6:55O Suriname existe

Ilustração de Theo Szczepanski

de Rogério Pereira

— Pra onde você vai?

— Vou pro Suriname, filho.

— Lá é legal, pai?

— Não sei.

— Por que você vai pra lá?

— Também não sei, filha.

— Mas você vai mesmo?

— Vou.

— Por quê?

— Às vezes, é preciso ir pra algum lugar.

— Por que esse tal de Suriname, pai?

— Não sei, filho.

— O que tem lá?

— Acho que tem pouca coisa.

— Então, deve ser bem chato.

— Sei que tem um travesti no Suriname.

— O que é um travesti, pai?

— É um homem que gostaria de ser mulher.

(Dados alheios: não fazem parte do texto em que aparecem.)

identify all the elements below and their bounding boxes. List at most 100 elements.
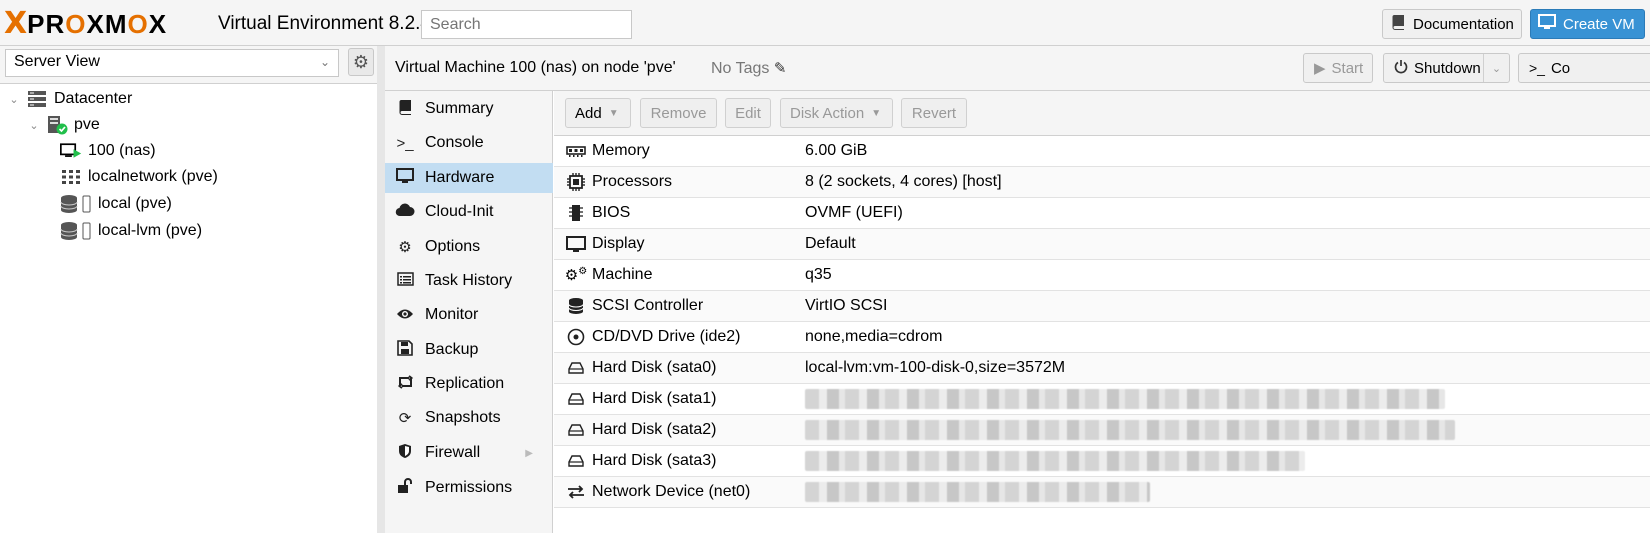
chevron-down-icon[interactable]: ⌄ — [8, 93, 20, 106]
tree-item-local-lvm[interactable]: local-lvm (pve) — [60, 218, 202, 244]
page-title: Virtual Machine 100 (nas) on node 'pve' — [395, 59, 676, 76]
hardware-row-sata1[interactable]: Hard Disk (sata1) — [554, 384, 1650, 415]
hardware-value: 6.00 GiB — [805, 142, 868, 159]
floppy-icon — [395, 340, 415, 360]
grid-icon — [60, 167, 82, 187]
view-selector[interactable]: Server View ⌄ — [5, 49, 339, 77]
desktop-icon — [562, 235, 590, 253]
nav-label: Permissions — [425, 479, 513, 496]
nav-monitor[interactable]: Monitor — [385, 300, 553, 330]
hardware-value: local-lvm:vm-100-disk-0,size=3572M — [805, 359, 1066, 376]
storage-icon — [60, 194, 92, 214]
nav-label: Snapshots — [425, 409, 501, 426]
hardware-row-sata3[interactable]: Hard Disk (sata3) — [554, 446, 1650, 477]
hardware-value: 8 (2 sockets, 4 cores) [host] — [805, 173, 1002, 190]
hardware-row-scsi-controller[interactable]: SCSI Controller VirtIO SCSI — [554, 291, 1650, 322]
tree-item-label: 100 (nas) — [88, 142, 156, 159]
add-label: Add — [575, 104, 602, 122]
history-icon: ⟳ — [398, 410, 412, 427]
hardware-value: VirtIO SCSI — [805, 297, 888, 314]
hardware-row-cdrom[interactable]: CD/DVD Drive (ide2) none,media=cdrom — [554, 322, 1650, 353]
hardware-row-sata0[interactable]: Hard Disk (sata0) local-lvm:vm-100-disk-… — [554, 353, 1650, 384]
chevron-down-icon: ▼ — [608, 107, 619, 119]
nav-label: Cloud-Init — [425, 203, 494, 220]
console-button[interactable]: >_ Co — [1518, 53, 1650, 83]
create-vm-button[interactable]: Create VM — [1530, 9, 1645, 39]
hardware-row-bios[interactable]: BIOS OVMF (UEFI) — [554, 198, 1650, 229]
revert-button[interactable]: Revert — [901, 98, 967, 128]
hardware-name: Network Device (net0) — [592, 483, 751, 500]
tree-item-label: local-lvm (pve) — [98, 222, 203, 239]
remove-button[interactable]: Remove — [640, 98, 717, 128]
panel-splitter[interactable] — [377, 46, 385, 533]
power-icon — [1394, 59, 1408, 78]
shutdown-button[interactable]: Shutdown ⌄ — [1383, 53, 1510, 83]
gear-icon[interactable]: ⚙ — [348, 48, 374, 76]
nav-permissions[interactable]: Permissions — [385, 473, 553, 503]
start-button[interactable]: ▶ Start — [1303, 53, 1373, 83]
hardware-name: Hard Disk (sata3) — [592, 452, 717, 469]
microchip-icon — [562, 204, 590, 222]
resource-tree: ⌄ Datacenter ⌄ pve 100 (nas) localnetwor… — [0, 83, 377, 533]
hardware-row-processors[interactable]: Processors 8 (2 sockets, 4 cores) [host] — [554, 167, 1650, 198]
hardware-row-net0[interactable]: Network Device (net0) — [554, 477, 1650, 508]
tree-item-label: localnetwork (pve) — [88, 168, 218, 185]
nav-hardware[interactable]: Hardware — [385, 163, 553, 193]
chevron-down-icon[interactable]: ⌄ — [1483, 54, 1509, 82]
nav-firewall[interactable]: Firewall ▶ — [385, 438, 553, 468]
hardware-name: Hard Disk (sata0) — [592, 359, 717, 376]
documentation-button[interactable]: Documentation — [1382, 9, 1522, 39]
hardware-row-sata2[interactable]: Hard Disk (sata2) — [554, 415, 1650, 446]
vm-title-bar: Virtual Machine 100 (nas) on node 'pve' … — [385, 46, 1650, 91]
nav-summary[interactable]: Summary — [385, 94, 553, 124]
chevron-down-icon: ⌄ — [319, 55, 330, 69]
tree-item-localnetwork[interactable]: localnetwork (pve) — [60, 164, 218, 190]
remove-label: Remove — [650, 104, 707, 122]
hardware-row-memory[interactable]: Memory 6.00 GiB — [554, 136, 1650, 167]
view-selector-value: Server View — [14, 53, 100, 70]
hdd-icon — [562, 393, 590, 405]
nav-cloud-init[interactable]: Cloud-Init — [385, 197, 553, 227]
database-icon — [562, 297, 590, 315]
disk-action-label: Disk Action — [790, 104, 865, 122]
hdd-icon — [562, 455, 590, 467]
nav-backup[interactable]: Backup — [385, 335, 553, 365]
redacted-value — [805, 482, 1150, 502]
nav-label: Console — [425, 134, 484, 151]
monitor-icon — [395, 168, 415, 188]
hardware-grid: Memory 6.00 GiB Processors 8 (2 sockets,… — [554, 136, 1650, 508]
add-button[interactable]: Add ▼ — [565, 98, 631, 128]
hardware-name: Hard Disk (sata1) — [592, 390, 717, 407]
tree-item-vm-100[interactable]: 100 (nas) — [60, 138, 156, 164]
search-input[interactable] — [421, 10, 632, 39]
nav-snapshots[interactable]: ⟳ Snapshots — [385, 403, 553, 433]
gear-icon: ⚙ — [398, 239, 412, 256]
pencil-icon[interactable]: ✎ — [774, 60, 787, 77]
product-version: Virtual Environment 8.2.4 — [218, 13, 431, 34]
nav-label: Hardware — [425, 169, 495, 186]
tags-editor[interactable]: No Tags ✎ — [711, 59, 786, 78]
book-icon — [1391, 14, 1405, 34]
book-icon — [395, 99, 415, 119]
nav-console[interactable]: >_ Console — [385, 128, 553, 158]
resource-tree-panel: Server View ⌄ ⚙ ⌄ Datacenter ⌄ pve 100 (… — [0, 46, 377, 533]
nav-replication[interactable]: Replication — [385, 369, 553, 399]
disk-action-button[interactable]: Disk Action ▼ — [780, 98, 893, 128]
chevron-right-icon[interactable]: ▶ — [525, 448, 533, 459]
hardware-row-display[interactable]: Display Default — [554, 229, 1650, 260]
hardware-toolbar: Add ▼ Remove Edit Disk Action ▼ Revert — [554, 91, 1650, 136]
hardware-name: SCSI Controller — [592, 297, 704, 314]
chevron-down-icon[interactable]: ⌄ — [28, 119, 40, 132]
tree-item-local[interactable]: local (pve) — [60, 191, 172, 217]
vm-running-icon — [60, 141, 82, 161]
proxmox-logo: X PROXMOX — [4, 6, 168, 41]
cogs-icon: ⚙ ⚙ — [564, 265, 588, 285]
nav-task-history[interactable]: Task History — [385, 266, 553, 296]
hardware-row-machine[interactable]: ⚙ ⚙ Machine q35 — [554, 260, 1650, 291]
console-label: Co — [1550, 59, 1571, 77]
edit-button[interactable]: Edit — [725, 98, 771, 128]
nav-label: Summary — [425, 100, 494, 117]
tree-item-datacenter[interactable]: ⌄ Datacenter — [8, 86, 132, 112]
nav-options[interactable]: ⚙ Options — [385, 232, 553, 262]
tree-item-pve[interactable]: ⌄ pve — [28, 112, 100, 138]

Ou uma mulher que não deu muito certo.

— O Suriname é muito longe?

— É bem longe.

— Então, vai demorar pra chegar.

— Mas preciso ir.

— Por quê, pai?

— Não sei, filho. Acho que já deveria ter ido antes.

— Você não gosta mais da gente?

— Isso não tem nada a ver com vocês dois. É uma coisa minha. Eu gosto de vocês.

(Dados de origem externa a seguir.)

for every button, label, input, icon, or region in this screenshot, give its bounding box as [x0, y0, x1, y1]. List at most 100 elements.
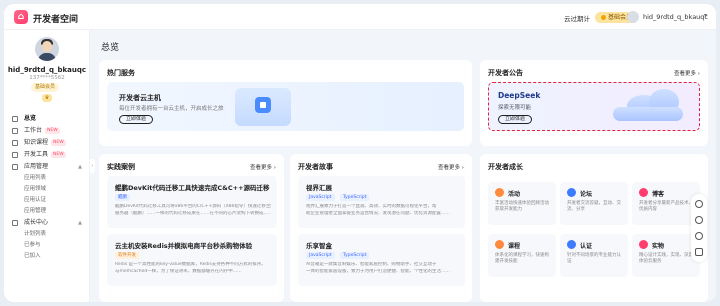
announcement-card: 开发者公告 查看更多 › DeepSeek 探索无限可能 立即体验 [480, 60, 708, 146]
growth-item-blog[interactable]: 博客 开发者分享最新产品技术、优质内容 [632, 182, 700, 225]
cloud-host-desc: 每位开发者拥有一台云主机，开启成长之旅 [119, 106, 224, 112]
growth-item-name: 活动 [508, 191, 521, 198]
story-item-title: 视界汇展 [306, 184, 332, 192]
growth-item-name: 博客 [652, 191, 665, 198]
share-icon[interactable] [695, 216, 703, 224]
top-user-name[interactable]: hid_9rdtd_q_bkauqc [643, 13, 708, 21]
sidebar-item-devtools[interactable]: 开发工具 NEW [4, 149, 90, 161]
course-icon [495, 240, 504, 249]
case-text: 服务器（鲲鹏）……一样的代码迁移成果在……在不同的芯片架构下转换成…… [115, 211, 271, 216]
sidebar-subitem[interactable]: 已参与 [4, 240, 90, 251]
story-text: 助企业管理者全面掌握业务运营情况、发现潜在问题、优化资源配置…… [306, 211, 450, 216]
story-title: 开发者故事 [298, 163, 333, 171]
hot-services-title: 热门服务 [107, 69, 135, 77]
announcement-title: 开发者公告 [488, 69, 523, 77]
sidebar: hid_9rdtd_q_bkauqc 137****5562 基础会员 ♛ 总览… [4, 30, 90, 302]
top-bar: ⌂ 开发者空间 云过期计 基础会员 hid_9rdtd_q_bkauqc ▾ [4, 4, 716, 30]
case-text: 与memcached一样，为了保证效率，数据都缓存在内存中…… [115, 269, 242, 274]
story-tag: TypeScript [340, 252, 370, 259]
sidebar-subitem[interactable]: 应用列表 [4, 173, 90, 184]
blog-icon [639, 188, 648, 197]
story-tag: JavaScript [306, 252, 335, 259]
growth-item-desc: 体系化的课程学习，快速构建开发技能 [495, 253, 549, 264]
chevron-down-icon[interactable]: ▾ [704, 12, 707, 19]
new-tag: NEW [51, 151, 66, 158]
case-text: Redis 是一个高性能的key-value数据库，Redis支持各种不同方式的… [115, 262, 266, 267]
practice-case-item[interactable]: 鲲鹏DevKit代码迁移工具快速完成C&C++源码迁移 鲲鹏 鲲鹏DevKit代… [107, 176, 277, 228]
case-text: 鲲鹏DevKit代码迁移工具可将x86平台的C/C++源码（X86指令）快速迁移… [115, 204, 271, 209]
story-text: 一体的智能家居设备，致力于为用户打造便捷、智能、个性化的生活…… [306, 269, 450, 274]
story-tag: TypeScript [340, 194, 370, 201]
story-text: AI音箱是一款集音响娱乐、智能家居控制、购物助手、社交互动于 [306, 262, 437, 267]
announcement-more-link[interactable]: 查看更多 › [674, 69, 700, 77]
sidebar-user-phone: 137****5562 [29, 75, 65, 81]
crown-icon[interactable]: ♛ [42, 94, 52, 102]
new-tag: NEW [51, 139, 66, 146]
app-title: 开发者空间 [33, 15, 79, 25]
avatar[interactable] [35, 37, 59, 61]
growth-item-desc: 开发者交流答疑，互动、交流、分享 [567, 201, 621, 212]
member-tag[interactable]: 基础会员 [31, 83, 60, 92]
sidebar-item-label: 成长中心 [24, 219, 49, 226]
new-tag: NEW [45, 127, 60, 134]
growth-item-activity[interactable]: 活动 丰富活动快速体验回顾活动获取开发能力 [488, 182, 556, 225]
sidebar-item-overview[interactable]: 总览 [4, 113, 90, 125]
cloud-host-illustration [235, 88, 291, 126]
sidebar-item-courses[interactable]: 知识课程 NEW [4, 137, 90, 149]
sidebar-item-workbench[interactable]: 工作台 NEW [4, 125, 90, 137]
sidebar-user-name: hid_9rdtd_q_bkauqc [7, 66, 87, 74]
crown-icon [601, 15, 606, 20]
growth-title: 开发者成长 [488, 163, 523, 171]
growth-item-name: 实物 [652, 243, 665, 250]
forum-icon [567, 188, 576, 197]
practice-case-item[interactable]: 云主机安装Redis并模拟电商平台秒杀购物体验 软件开发 Redis 是一个高性… [107, 234, 277, 286]
app-logo-icon[interactable]: ⌂ [14, 10, 28, 24]
cloud-host-banner[interactable]: 开发者云主机 每位开发者拥有一台云主机，开启成长之旅 立即体验 [107, 82, 464, 131]
growth-item-desc: 开发者分享最新产品技术、优质内容 [639, 201, 693, 212]
chevron-up-icon: ▲ [78, 164, 82, 170]
sidebar-subitem[interactable]: 应用管理 [4, 206, 90, 217]
certificate-icon [567, 240, 576, 249]
sidebar-subitem[interactable]: 已加入 [4, 251, 90, 262]
note-icon[interactable] [695, 248, 703, 256]
sidebar-subitem[interactable]: 计划列表 [4, 229, 90, 240]
trophy-icon [12, 220, 18, 226]
sidebar-subitem[interactable]: 应用领域 [4, 184, 90, 195]
practice-more-link[interactable]: 查看更多 › [250, 163, 276, 171]
growth-item-name: 课程 [508, 243, 521, 250]
phone-icon[interactable] [695, 232, 703, 240]
growth-item-practice[interactable]: 实物 精心设计实践，实现、深度体验云服务 [632, 234, 700, 277]
cloud-link[interactable]: 云过期计 [564, 13, 590, 23]
story-item[interactable]: 乐享智盒 JavaScript TypeScript AI音箱是一款集音响娱乐、… [298, 234, 465, 286]
growth-item-forum[interactable]: 论坛 开发者交流答疑，互动、交流、分享 [560, 182, 628, 225]
hot-services-card: 热门服务 开发者云主机 每位开发者拥有一台云主机，开启成长之旅 立即体验 [99, 60, 472, 146]
deepseek-banner[interactable]: DeepSeek 探索无限可能 立即体验 [488, 82, 700, 131]
page-title: 总览 [101, 43, 120, 53]
story-more-link[interactable]: 查看更多 › [438, 163, 464, 171]
user-avatar-small[interactable] [627, 11, 639, 23]
cloud-host-icon [255, 97, 271, 113]
growth-item-course[interactable]: 课程 体系化的课程学习，快速构建开发技能 [488, 234, 556, 277]
sidebar-item-label: 工作台 [24, 127, 43, 134]
sidebar-nav: 总览 工作台 NEW 知识课程 NEW 开发工具 NEW 应用管理 ▲ 应用列表 应用领… [4, 113, 90, 262]
practice-cases-card: 实践案例 查看更多 › 鲲鹏DevKit代码迁移工具快速完成C&C++源码迁移 … [99, 154, 284, 302]
developer-stories-card: 开发者故事 查看更多 › 视界汇展 JavaScript TypeScript … [290, 154, 472, 302]
smile-icon[interactable] [695, 200, 703, 208]
chevron-up-icon: ▲ [78, 220, 82, 226]
story-text: 视界汇展致力于打造一个直观、高效、实时的数据可视化平台，帮 [306, 204, 437, 209]
apps-icon [12, 164, 18, 170]
sidebar-item-growth[interactable]: 成长中心 ▲ [4, 217, 90, 229]
growth-item-name: 认证 [580, 243, 593, 250]
story-item[interactable]: 视界汇展 JavaScript TypeScript 视界汇展致力于打造一个直观… [298, 176, 465, 228]
tool-icon [12, 152, 18, 158]
practice-title: 实践案例 [107, 163, 135, 171]
growth-item-certification[interactable]: 认证 针对不同场景的专业能力认证 [560, 234, 628, 277]
sidebar-item-app-management[interactable]: 应用管理 ▲ [4, 161, 90, 173]
cloud-host-try-button[interactable]: 立即体验 [119, 115, 154, 124]
case-tag: 鲲鹏 [115, 194, 130, 201]
deepseek-desc: 探索无限可能 [498, 105, 532, 111]
deepseek-try-button[interactable]: 立即体验 [498, 115, 533, 124]
sidebar-subitem[interactable]: 应用认证 [4, 195, 90, 206]
avatar-head [42, 41, 52, 52]
sidebar-collapse-button[interactable]: ‹ [90, 159, 95, 173]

— Então, não vai pro Suriname.

— Eu preciso ir.

— Por quê, pai?

— Não sei, filho.

— Mas você vai voltar?

— Sim, eu voltarei. É sempre necessário voltar. Não dá para fugir o tempo todo.

— Você está fugindo, pai?

— Acho que estou.

— De quem você está fugindo?

— Não sei, filha. Mas estou fugindo.

— Você vai beber no Suriname, pai?

— Não. Eu nunca mais vou beber em lugar algum.

— Você não gosta mais.

— Gosto, mas não posso.

— Você vai levar a gente pro Suriname depois?

— Acho que sim. Vocês também vão conhecer o Suriname.

— Quando, pai?

— Não sei, filho.

— Quando você vai?

— Eu vou agora. Estou indo.

— Onde fica o Suriname, pai?

— Não sei muito bem. Acho que fica dentro da gente.